Crispy and Delicious Zucchini Pancakes (Hobakjeon)
Easy Zucchini Pancakes for Beginners (Hobakchaejeon / Hobak Buchimgae)
Thinking of a simple snack to make, and found leftover zucchini and carrots in the fridge? Make these easy, crispy, and delicious zucchini pancakes! Hobakchaejeon, perfect as a festive dish or a side for meals, is a delicacy loved by everyone. Discover the charm of these pancakes – crispy on the outside, tender on the inside!
Main Ingredients
- 145g zucchini (about 1/2 medium)
- 28g carrot (about 1/4)
Cooking Instructions
Step 1
First, gently wash the zucchini under running water. Slice it into rounds about 3mm thick, then julienne them into similar thickness. Be careful not to slice them too thin, as they might break apart.
Step 2
Peel the carrot, wash it lightly, and then julienne it into thin strips, about 2mm thick, similar to the zucchini. The added color from the carrot will make the pancakes look even more appealing.
Step 3
In a bowl, combine the julienned zucchini and carrot. Add 2-3 pinches of salt and mix gently. Seasoning with salt helps draw out moisture from the zucchini and enhances its flavor.
Step 4
To achieve that signature crispy texture, sprinkle 2 Tbsp of potato starch and 3 Tbsp of pancake mix evenly over the vegetables.

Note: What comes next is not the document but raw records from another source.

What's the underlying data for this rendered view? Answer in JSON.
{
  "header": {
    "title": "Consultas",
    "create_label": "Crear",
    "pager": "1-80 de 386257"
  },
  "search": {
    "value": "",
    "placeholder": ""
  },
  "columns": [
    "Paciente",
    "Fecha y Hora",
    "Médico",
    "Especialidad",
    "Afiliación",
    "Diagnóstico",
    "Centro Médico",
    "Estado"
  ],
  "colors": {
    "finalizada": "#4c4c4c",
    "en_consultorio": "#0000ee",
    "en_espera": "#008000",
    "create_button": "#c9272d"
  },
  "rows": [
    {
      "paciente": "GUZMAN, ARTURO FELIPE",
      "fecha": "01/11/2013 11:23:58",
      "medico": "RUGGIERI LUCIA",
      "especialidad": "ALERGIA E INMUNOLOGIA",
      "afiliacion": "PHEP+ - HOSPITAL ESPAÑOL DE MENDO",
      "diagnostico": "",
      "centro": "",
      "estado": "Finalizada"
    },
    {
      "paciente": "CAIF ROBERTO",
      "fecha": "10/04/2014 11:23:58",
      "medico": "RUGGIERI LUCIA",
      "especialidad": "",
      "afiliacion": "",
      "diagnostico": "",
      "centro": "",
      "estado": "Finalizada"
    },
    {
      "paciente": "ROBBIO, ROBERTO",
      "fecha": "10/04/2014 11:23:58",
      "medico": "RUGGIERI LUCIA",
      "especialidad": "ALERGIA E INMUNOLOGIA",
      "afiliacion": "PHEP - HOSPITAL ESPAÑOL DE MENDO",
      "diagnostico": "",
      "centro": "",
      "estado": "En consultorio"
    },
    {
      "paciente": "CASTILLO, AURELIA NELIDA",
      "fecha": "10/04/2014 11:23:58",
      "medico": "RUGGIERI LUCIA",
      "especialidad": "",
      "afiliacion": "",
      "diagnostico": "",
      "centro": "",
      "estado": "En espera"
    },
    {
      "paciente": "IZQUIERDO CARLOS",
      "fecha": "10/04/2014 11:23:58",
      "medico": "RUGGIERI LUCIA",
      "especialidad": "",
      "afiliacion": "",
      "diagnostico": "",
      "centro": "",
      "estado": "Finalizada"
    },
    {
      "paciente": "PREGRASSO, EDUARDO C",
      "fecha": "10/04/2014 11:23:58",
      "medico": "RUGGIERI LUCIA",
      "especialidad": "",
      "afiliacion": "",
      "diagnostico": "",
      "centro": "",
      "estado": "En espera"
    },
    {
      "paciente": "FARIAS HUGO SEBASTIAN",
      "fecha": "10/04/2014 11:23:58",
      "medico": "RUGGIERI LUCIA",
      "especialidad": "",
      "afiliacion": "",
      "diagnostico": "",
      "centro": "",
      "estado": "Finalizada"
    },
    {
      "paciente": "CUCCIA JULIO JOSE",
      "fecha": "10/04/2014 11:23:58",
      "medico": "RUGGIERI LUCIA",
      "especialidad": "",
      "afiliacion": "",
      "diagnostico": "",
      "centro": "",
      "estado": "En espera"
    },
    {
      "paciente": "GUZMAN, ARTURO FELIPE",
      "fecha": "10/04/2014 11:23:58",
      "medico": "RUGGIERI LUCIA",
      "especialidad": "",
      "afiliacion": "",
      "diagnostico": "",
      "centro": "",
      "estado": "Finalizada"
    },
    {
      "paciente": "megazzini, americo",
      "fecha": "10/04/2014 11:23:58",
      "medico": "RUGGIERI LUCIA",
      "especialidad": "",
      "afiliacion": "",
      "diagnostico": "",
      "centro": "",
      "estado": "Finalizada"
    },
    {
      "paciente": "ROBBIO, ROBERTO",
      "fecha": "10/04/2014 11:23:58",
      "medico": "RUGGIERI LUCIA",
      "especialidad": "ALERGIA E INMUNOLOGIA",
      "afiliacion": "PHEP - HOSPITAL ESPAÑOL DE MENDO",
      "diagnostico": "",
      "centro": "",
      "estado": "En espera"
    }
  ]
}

This combination of flours is the secret to achieving a crispy exterior and a tender interior!
Step 5
Add 50ml of water to create the batter. The amount of water can be adjusted based on the batter’s consistency. Aim for a consistency that is neither too watery nor too thick.
Step 6
Using a spoon or spatula, gently toss the ingredients together until everything is evenly coated. Make sure the zucchini and carrot are well-mixed with the batter.
Step 7
Now, let’s start frying! Heat a generous amount of vegetable oil in a frying pan over medium heat. Scoop a spoonful of the batter and place it in the hot pan. Use the back of the spoon to spread it out into a round, flat shape. Try not to make them too thick.
Step 8
Once the surface of the pancake starts to look a bit dry and opaque, carefully flip it over using a spatula. It’s important to cook them slowly over low to medium heat initially to ensure the inside is cooked through.
Step 9
If the pan seems dry while cooking, add a little more oil around the edges. Enough oil is key to achieving a crispy result.
Step 10
Gently press down on the pancake with the spatula to flatten it evenly. This helps the heat distribute evenly for a more delicious cook.
Step 11
Continue cooking over medium heat until both sides of the zucchini pancake are golden brown. Once one side is nicely browned, flip it and cook the other side until equally golden. To check for doneness, lift an edge; it should have a deep brown hue. Flip one last time, then turn off the heat.
Step 12
Place the finished zucchini pancakes on paper towels or parchment paper to drain any excess oil for a cleaner finish. Serve immediately while warm for the perfect crispy, tender zucchini pancakes!